It’s been months since the last time I had anxiety, until today.
I know my trigger is feeling unhealthy. Today I have what I think is a muscular pain and I also had a few irregular heartbeats.
I remember the first time I felt that I was around 12 years maybe. I was scared and I went to tell my parents that were at the living room that I had weird heartbeats. I felt scared and cried, and they told everything was fine and to not worry.
Every random time I get these, I feel so scared of dying. And that takes away my peace. I don’t want to die right now, I have so much to do. But I also know I don’t get to decide when to die. And if I can’t control that, there is no point in worrying.
I have to repeat this to myself several times to really stop, because sometimes this fear just stays inside me and doesn’t want to leave.
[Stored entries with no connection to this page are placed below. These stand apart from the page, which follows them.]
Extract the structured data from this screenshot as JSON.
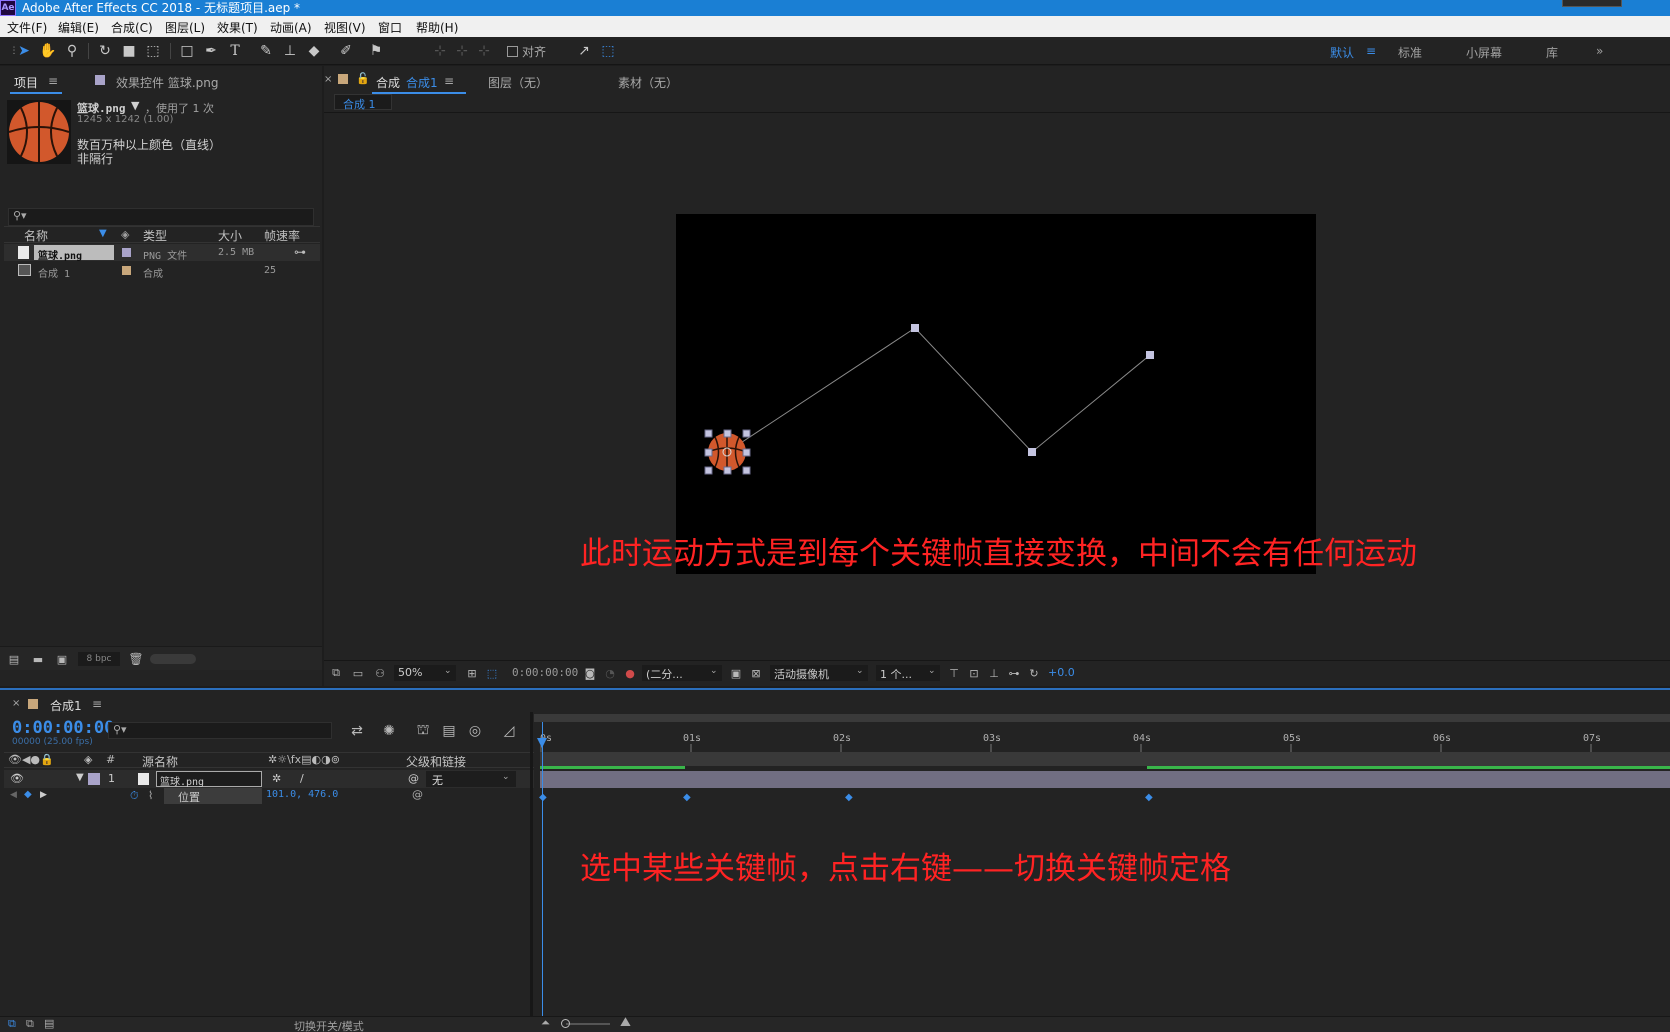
{
  "app": {
    "window_title": "Adobe After Effects CC 2018 - 无标题项目.aep *",
    "logo": "Ae"
  },
  "menu": [
    "文件(F)",
    "编辑(E)",
    "合成(C)",
    "图层(L)",
    "效果(T)",
    "动画(A)",
    "视图(V)",
    "窗口",
    "帮助(H)"
  ],
  "toolbar": {
    "align_label": "对齐",
    "workspaces": [
      "默认",
      "标准",
      "小屏幕",
      "库"
    ]
  },
  "project": {
    "tab_project": "项目",
    "tab_effects": "效果控件 篮球.png",
    "asset_name": "篮球.png",
    "asset_used": "，使用了 1 次",
    "asset_dims": "1245 x 1242 (1.00)",
    "asset_colors": "数百万种以上颜色（直线）",
    "asset_interlace": "非隔行",
    "columns": [
      "名称",
      "类型",
      "大小",
      "帧速率"
    ],
    "items": [
      {
        "name": "篮球.png",
        "type": "PNG 文件",
        "size": "2.5 MB",
        "fps": ""
      },
      {
        "name": "合成 1",
        "type": "合成",
        "size": "",
        "fps": "25"
      }
    ],
    "bpc": "8 bpc"
  },
  "viewer": {
    "tab_comp_prefix": "合成",
    "tab_comp_name": "合成1",
    "tab_layer": "图层（无）",
    "tab_footage": "素材（无）",
    "breadcrumb": "合成 1",
    "zoom": "50%",
    "timecode": "0:00:00:00",
    "resolution": "(二分...",
    "camera": "活动摄像机",
    "views": "1 个...",
    "exposure": "+0.0"
  },
  "annotations": {
    "viewer_note": "此时运动方式是到每个关键帧直接变换，中间不会有任何运动",
    "timeline_note": "选中某些关键帧，点击右键——切换关键帧定格"
  },
  "timeline": {
    "tab_name": "合成1",
    "current_time": "0:00:00:00",
    "frame_info": "00000 (25.00 fps)",
    "col_source_name": "源名称",
    "col_parent": "父级和链接",
    "layer_index": "1",
    "layer_name": "篮球.png",
    "parent_value": "无",
    "property_name": "位置",
    "property_value": "101.0, 476.0",
    "ruler_labels": [
      "0s",
      "01s",
      "02s",
      "03s",
      "04s",
      "05s",
      "06s",
      "07s"
    ],
    "footer_toggle": "切换开关/模式"
  },
  "colors": {
    "accent": "#3b8de8",
    "annotation": "#ff2323",
    "layer_bar": "#9b97b5",
    "work_area": "#39b54a"
  }
}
One good thing about being afraid of death is that you realize how fragile life is and that you shouldn’t be wasting it. Thinking about this makes me really live, gives me strength everyday to keep going because who knows when it would be our last day so we better enjoy it.
A few days ago I realized I am living the happiest stage of my life. I am in the pursuit of my dreams, I am in love, I have my parents. I have my parents!! They’re everything to me.
To conclude this post, I will say “I did it”. I was able to write again, write about my feelings and I know this will help in the future. As my old posts have helped me today.